8.45pm: Dreams For Sale [official site]
For a festival which claims to no longer be categorising films by nationality, we do seem to be getting little clumps of them from specific countries in each day's selection. This is our third Japanese film of the day, and our second by a female Japanese director - in this case it's Miwa Nishikawa, whose Dear Doctor caught my attention here two years ago.
Kanya (Sadawo Abe) and Satoko (Takako Matsu) are a young married couple who own a restaurant. Or, more accurately, owned, as it burned down following an accident during its fifth anniversary party. Satoko is optimistic about the future, and takes on part time work in a ramen place while they assess their options. Kanya, on the other hand, is more downbeat, and too much of a perfectionist to hold down a replacement job for more than a few weeks without getting into fights with chefs. A chance encounter with a female friend results in Kanya suddenly coming into some money: it ends up being merely the beginning of a series of risky plans, as the couple discover just how far they will go to finance their new restaurant.
Nishikawa's handling of tone in this film is a wonder to behold, especially if you're like me and had forgotten what the film was about in the time between booking it and watching it. It starts off as a domestic tragedy - the destruction of the couple's restaurant is a genuinely upsetting sequence - but very subtly mutates into something more hard-edged and cynical. So subtly, in fact, that it took me quite a while to work out just what was going on. There are several possible reasons for this: it could be my tiredness having got to the fourth film of a long day, or it could be a cultural problem in that the solution reached by the couple may be more common to Japan than anywhere else. But on reflection, it's possible it could just be a characteristic of Nishikawa's storytelling style. After all, it took me two viewings of Dear Doctor to realise there's no single big moment where the crucial twist in the plot is revealed: I think the same could be said of Dreams For Sale.
There are other aspects that appear to be characteristics of the director's storytelling, and the most notable is her non-judgmental attitude to all her characters, no matter how morally dubious they may be. Kanya and Satoko are a wonderfully drawn and complex pair of creations: their relationship evolves in a fascinating way throughout the story, and is always utterly believable. It never feels like their reactions have been merely crafted to serve the plot. Even when I wasn't quite sure what the hell they were up to, I never wanted to stop watching them.
Notes From Spank's Pals
For Love's Sake
The Belated Birthday Girl - Adapted from the manga Ai to Makoto, Miike's latest to turn up at the LFF is a delightful blend of period high-school drama, teen love story and gang culture, all set to music, using visual stylisation further to add a sense of unreality. For followers of Miike's work, the most obvious reference is Happiness of the Katakuris, but For Love's Sake is equally part of the run of teen stories which includes Crows Zero and God's Puzzle.

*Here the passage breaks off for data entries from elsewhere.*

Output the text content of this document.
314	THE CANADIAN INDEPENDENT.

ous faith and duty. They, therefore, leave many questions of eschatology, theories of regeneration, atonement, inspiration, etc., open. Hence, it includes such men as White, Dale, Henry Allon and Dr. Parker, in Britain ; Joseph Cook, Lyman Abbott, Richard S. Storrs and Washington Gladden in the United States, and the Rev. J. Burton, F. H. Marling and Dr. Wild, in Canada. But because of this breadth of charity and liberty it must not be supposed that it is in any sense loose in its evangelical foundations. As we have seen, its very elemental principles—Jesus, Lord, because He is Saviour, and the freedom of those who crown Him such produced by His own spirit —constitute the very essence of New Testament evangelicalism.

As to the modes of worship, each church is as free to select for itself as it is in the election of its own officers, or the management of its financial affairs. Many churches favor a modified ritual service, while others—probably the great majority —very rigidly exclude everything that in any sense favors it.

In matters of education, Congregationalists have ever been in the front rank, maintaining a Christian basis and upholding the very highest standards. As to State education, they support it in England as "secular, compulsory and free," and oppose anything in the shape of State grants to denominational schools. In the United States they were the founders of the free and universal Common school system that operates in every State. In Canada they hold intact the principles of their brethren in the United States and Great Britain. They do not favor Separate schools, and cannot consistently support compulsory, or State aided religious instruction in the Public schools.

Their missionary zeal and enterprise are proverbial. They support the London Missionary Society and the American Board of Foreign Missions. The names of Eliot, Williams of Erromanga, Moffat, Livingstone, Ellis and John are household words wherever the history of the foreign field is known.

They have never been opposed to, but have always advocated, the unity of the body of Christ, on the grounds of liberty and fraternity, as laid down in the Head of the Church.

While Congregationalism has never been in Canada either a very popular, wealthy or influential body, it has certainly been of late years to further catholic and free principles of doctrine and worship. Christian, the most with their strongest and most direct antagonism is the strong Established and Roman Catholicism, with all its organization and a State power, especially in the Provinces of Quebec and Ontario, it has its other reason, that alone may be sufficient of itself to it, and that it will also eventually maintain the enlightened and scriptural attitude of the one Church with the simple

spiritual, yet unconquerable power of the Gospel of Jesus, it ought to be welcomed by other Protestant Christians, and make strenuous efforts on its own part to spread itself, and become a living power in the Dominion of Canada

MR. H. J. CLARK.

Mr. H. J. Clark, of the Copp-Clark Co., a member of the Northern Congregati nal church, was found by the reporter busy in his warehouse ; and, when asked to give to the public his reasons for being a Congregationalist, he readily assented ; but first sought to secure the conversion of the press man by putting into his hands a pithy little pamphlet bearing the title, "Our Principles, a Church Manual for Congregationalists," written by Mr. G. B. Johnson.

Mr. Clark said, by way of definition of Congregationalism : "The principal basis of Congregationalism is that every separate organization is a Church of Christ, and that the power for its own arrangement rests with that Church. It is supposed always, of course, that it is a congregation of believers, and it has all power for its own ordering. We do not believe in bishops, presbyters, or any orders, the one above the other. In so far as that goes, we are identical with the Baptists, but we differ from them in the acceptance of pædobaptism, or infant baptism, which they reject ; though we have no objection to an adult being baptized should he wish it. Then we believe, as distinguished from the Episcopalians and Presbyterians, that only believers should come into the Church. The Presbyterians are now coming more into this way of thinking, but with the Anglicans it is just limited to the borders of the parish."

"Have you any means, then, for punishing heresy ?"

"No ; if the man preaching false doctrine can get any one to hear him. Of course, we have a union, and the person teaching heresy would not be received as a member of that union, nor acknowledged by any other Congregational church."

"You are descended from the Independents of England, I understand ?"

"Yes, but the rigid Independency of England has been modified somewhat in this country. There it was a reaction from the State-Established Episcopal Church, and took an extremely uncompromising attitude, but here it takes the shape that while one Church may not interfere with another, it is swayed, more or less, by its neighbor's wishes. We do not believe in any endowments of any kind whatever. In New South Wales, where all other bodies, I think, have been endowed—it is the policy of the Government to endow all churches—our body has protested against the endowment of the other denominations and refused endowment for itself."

The story is that of Ai, a rich "bourgeois" Grade A student and Makoto, a troublemaker from the wrong side of the tracks. After a childhood encounter, Ai falls in love with Makoto, and wants to mend his bad-boy ways, but he just wants to keep brawling, and have nothing to do with Ai. Other colourful characters, including Yakuza wannabees and tough-girl gang members add to the fun, and the songs - a mix of period numbers and original compositions - keep everything going along nicely. There is also some genuine feeling in the young actors' performances. Another enjoyable addition to the Miike catalogue.